Bandung, Nawacita – Saat ini, Kota Bandung masih dalam status darurat sampah.
Wakil Walikota Bandung, Erwin menyebut ada sekitar 136 tempat pembuangan sampah (TPS) liar yang terdapat di pinggir jalan hingga pemukiman warga.
“Kita punya 136 titik kumpul sampah ilegal dan semuanya akan ditutup secara bertahap,” kata Erwin, Jumat (27/6/2025).
Kondisi tersebut diperparah dengan adanya temuan gunungan sampah di dua titik pasar pada satu pekan terakhir. Dua gunungan sampah tersebut ditemukan di Pasar Kosambi dan Pasar Cihaurgeulis.
Gunungan sampah di Pasar Kosambi sendiri menjadi temuan usai viral karena sudah menggunung hingga ketinggian enam meter.
Sementara, temuan gunungan sampah di Pasar Cihaurgeulis viral usai disidak langsung oleh Wakil Walikota Bandung, Erwin pada Senin (23/6/2825).
Lebih parah lagi, gunungan sampah di Pasar Cihaurgeulis tidak diangkut sekitar dua hingga tiga tahun.
Banyaknya gunungan sampah dan TPS liar di Kota Bandung membuat banyak pihak termasuk masyarakat bertanya-tanya mengapa hal tersebut bisa terjadi.
Kepala Dinas Kebersihan dan Lingkungan Hidup Kota Bandung, Darto menyebut salah satu faktor banyaknya gunungan sampah dan TPS liar tersebut dikarenakan pengurangan ritase pembuangan sampah Kota Bandung ke tempat pembuangan akhir sampah (TPAS) Sarimukti.

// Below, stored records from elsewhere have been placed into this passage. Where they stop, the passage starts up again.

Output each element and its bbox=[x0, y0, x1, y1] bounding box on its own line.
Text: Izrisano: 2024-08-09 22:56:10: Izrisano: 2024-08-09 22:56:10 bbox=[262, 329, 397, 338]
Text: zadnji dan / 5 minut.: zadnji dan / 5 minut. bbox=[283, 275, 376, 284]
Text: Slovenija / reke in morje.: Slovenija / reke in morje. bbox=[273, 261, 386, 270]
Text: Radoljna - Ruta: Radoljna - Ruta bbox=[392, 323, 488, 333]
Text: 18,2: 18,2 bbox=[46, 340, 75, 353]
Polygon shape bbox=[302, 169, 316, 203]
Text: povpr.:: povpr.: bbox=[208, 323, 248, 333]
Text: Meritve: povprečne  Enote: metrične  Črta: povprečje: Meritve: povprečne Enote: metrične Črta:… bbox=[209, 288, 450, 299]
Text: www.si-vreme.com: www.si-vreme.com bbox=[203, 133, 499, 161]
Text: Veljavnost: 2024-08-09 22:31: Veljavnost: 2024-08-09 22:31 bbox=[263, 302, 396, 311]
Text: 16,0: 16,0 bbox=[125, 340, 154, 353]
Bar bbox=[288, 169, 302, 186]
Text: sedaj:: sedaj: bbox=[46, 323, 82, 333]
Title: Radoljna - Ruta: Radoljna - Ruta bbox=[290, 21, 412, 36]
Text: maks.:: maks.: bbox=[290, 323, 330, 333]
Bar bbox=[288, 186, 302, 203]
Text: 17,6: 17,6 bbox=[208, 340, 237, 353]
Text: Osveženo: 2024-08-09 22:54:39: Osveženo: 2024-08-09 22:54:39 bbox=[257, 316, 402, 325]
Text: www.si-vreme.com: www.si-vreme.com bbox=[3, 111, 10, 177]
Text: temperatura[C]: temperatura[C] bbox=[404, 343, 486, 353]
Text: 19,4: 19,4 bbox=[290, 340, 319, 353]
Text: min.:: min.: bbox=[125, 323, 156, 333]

Saat ini, jumlah ritase yang diberikan untuk Kota Bandung sendiri hanya 140 ritase. Tetapi, untuk mengangkut seluruh sampah dalam satu hari diperlukan sekitar 170 ritase. Dalam hal ini, Kota Bandung sendiri mengalami defisit sebanyak 30 ritase.
“Ya, benar. Kita saat ini sedang defisit 30 rit truk yang tidak bisa bekerja untuk membuang sampah. 30 rit itu rata-rata setiap trek nya itu adalah 5 sampai 7 ton. Artinya jika kita kalkulasi berarti rata-rata 7 ton dikali 30 rit. Sekitar kurang lebih dari 200 ton sehari sampah yang tidak bisa kita buang,” papar Darto, Rabu (25/6/2025).
Baca Juga: Tumpukan Sampah Pasar Merajalela, Kota Bandung Dinyatakan dalam Status Darurat Sampah
Hal tersebut dinilai menjadi efek domino terhadap TPS di Kota Bandung. Adanya pembatasan ritase membuat pemerintah kota tidak bisa mengangkut semua sampah di setiap TPS dalam satu hari. Sehingga menyebabkan adanya penumpukan sampah dan akhirnya TPS tersebut overload dan ditutup sementara waktu.
‘Pasti selalu ada sampah yang kita hasilkan dari setiap individu. Nah, karena kita memproduksi sampah, terus menerus tanpa henti kemudian kita overload di TPS TPS nya itu,” jelas Darto.
“Nah, kemudian kita membuat aturan tidak boleh lagi dibuang di tempat yang sedang numpuk sampahnya itu. Lalu apakah masyarakat bisa menahan tidak membuang sampah,” tambahnya.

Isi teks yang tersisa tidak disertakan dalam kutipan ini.